PSR Camp

Book Review: Death Valley '49er Trails

Article Index


     Olesen fanaticizes a seep and a spring that no one (including Olesen) has ever seen. The mythical seep is northwest of Striped Butte (p. 60) and the mythical spring is on the floor of Death Valley—the latter he named “Flowing spring” (pp. 13-15 & pp. 91-94). Olesen says Johnson “essentially ignores Manly’s precise statement that the water he discovered was a running stream.” (28:2:1). However, here is what Manly really says: “we found a good spring of fresh water … the small flow from it spread out over the sand and sank in a very short distance.” (1894:144; italics ours). More about this later.

     To support his contention that these miraculous water sources existed in winter 1849-1850, Olesen offers his readers subjective climatic information: “The winter of 1849-1850 was an exceptionally wet one” (25:2:2); followed by: “… the wet winter as shown by ‘49ers [sic] statements” (26:1:1). Then we are told the winter of 1849-1850 “was an unusually wet winter” (93:2:3). Where is all this leading?

     Olesen (99:2:3) now points out Manly said, “‘the winter of 1849-50 was one of the wettest ever seen in California——.’ (Manly: 1849 [1894]: 224)”. Note the long dash after California, which indicates something follows. Let’s see what Manly actually said: “We now know that the winter of 1849-50 was one of the wettest ever seen in California, but for some reason or other none of the wet clouds ever came in this portion of the State to deposit the most scattering drops of moisture” (Manly 1894:224; italics ours). In our eyes, deleting the above italicized words is deceitful and lessens the credibility of the author.

     Olesen uses a solar and lunar ephemeris (presumably from the Internet) and quotations from others in the Hunt wagon train to discredit data from Jayhawker Sheldon Young’s log of 1849-1850. Olesen needs to build a case that Young’s Log is off about ten days to support his conclusion that the “Jayhawkers, Briers, Bennett-Arcan Party and others were at Travertine Springs on or about January [sic] 15th, 1894 [sic], approximately ten-days earlier than recorded by Manly, the Briers and Nusbaumer” (151:2:3). (Since the Briers and Manly were at Travertine at Christmas, presumably Olesen means December 15, 1849). Additional details are given in the next section.

     Olesen tells us the lunar ephemeris for January 5, 1850, shows the moon rose at “1:00 PM” (56:2:3 italics ours). The U.S. Naval Observatory Astronomical Applications Department ephemeris that we used to check his contention shows the moon rising at 1:00 AM, a significant difference of 12 hours.
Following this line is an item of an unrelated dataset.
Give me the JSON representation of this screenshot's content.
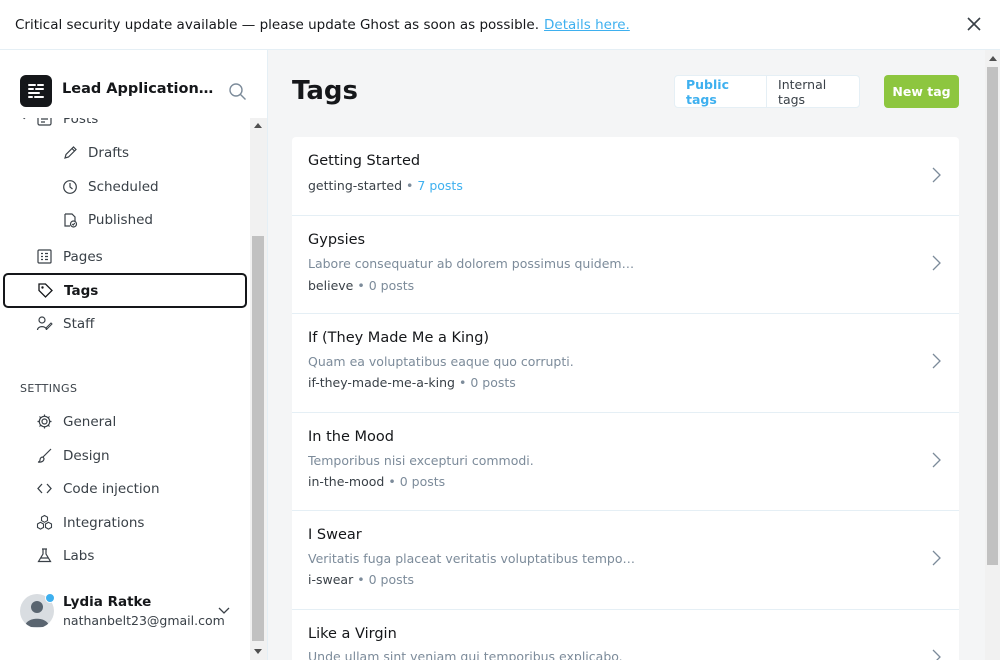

     Olesen says Manly’s Sulphur Water Well is located at Salt Well, but Salt Well is not now, and records indicate never has been, a potable water source. Olesen does not discuss the following firsthand accounts that are contrary to his contention: Frederick Coville, of the Death Valley Expedition, said of Salt Wells on January 20, 1891, “a hole about twenty-five feet deep … found to be a nearly saturated brine.” T. S. Palmer said in 1891, “Salt Wells are two holes about 25 ft deep with a little water in the bottom. Water is a saturated solution of salt” (HM 50827: Jan. 20, 1891).

     In Olesen’s discussion concerning water at Salt Well, he tells us “the growth of Sagebrush, grass and weeds [around Salt Well] proves the presence of water here” (34:1:1). He also directs readers to his photograph 14: We see no grass in the photograph. Perhaps the man in the photograph is standing on it.